Idąc korytarzem czułam na sobie wzrok praktycznie każdego ucznia. Nie miałam bladego pojęcia o co może wszystkim chodzić. Podchodząc do szafki mało co nie oberwałam od kogoś z łokcia. Jak się okazało była to Diana.

- Tyle razy ci powtarzałam że masz się odczepić od Erika!- krzyknęła w moim kierunku.

Stałam skołowana, nie wiedziałam dlaczego była zła skoro ja go unikam.

- Ale ja nic nie robię..- odpowiedziałam jak i znów odwróciłam się do swojej szafki.

Nagle szafka zatrzasnęła się dokładnie przed moimi oczami.

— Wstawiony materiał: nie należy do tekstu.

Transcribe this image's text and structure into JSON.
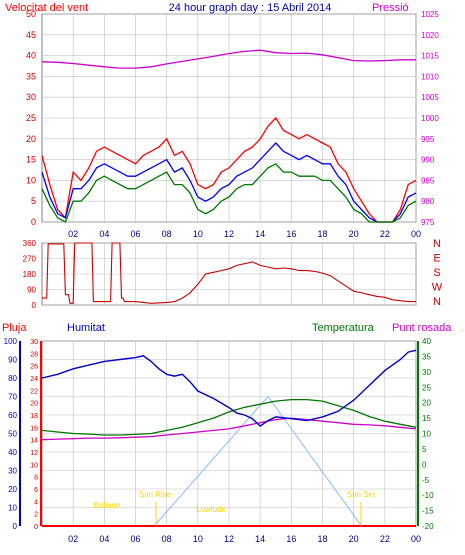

- Ostrzegałam cię!- ponownie krzyknęła a tym samym spojrzenia uczniów znajdujących się na korytarzu zwróciły się w naszą stronę.

Cały czas patrzyłam się wprost na blondynkę co ją jeszcze bardziej zdenerwowało. Diana zamachnęła się ręką, odwróciłam głowę w drugą stronę aby uniknąć uderzenia lecz ono w ogóle nie nastąpiło. Spojrzałam oniemiała na rękę dziewczyny która trzymana była przez silną męską dłoń. Spojrzałam za siebie aby zobaczyć kto mnie uratował, ale widząc jego twarz zatkało mnie jeszcze bardziej.

- Nawet nie próbuj.- powiedział Erik i puścił nadgarstek zdziwionej dziewczyny.

Patrzyłam nadal na chłopaka czekając na jakąś reakcję.

- Wszystko w porządku?- zapytał, a ja otworzyłam oczy jeszcze szerzej.

- Tak.

Usłyszałam tylko jak Diana rzuca pod nosem wiązankę przekleństw. Wiedziałam że ona nie odpuści, nie będę miała życia w tej szkole.

- Po co to zrobiłeś?- zapytałam gdy Diana była już daleko.

- Bo by cię uderzyła..- powiedział tak po prostu jakby nie zdawał sobie sprawy że przez to Diana nie da mi spokoju.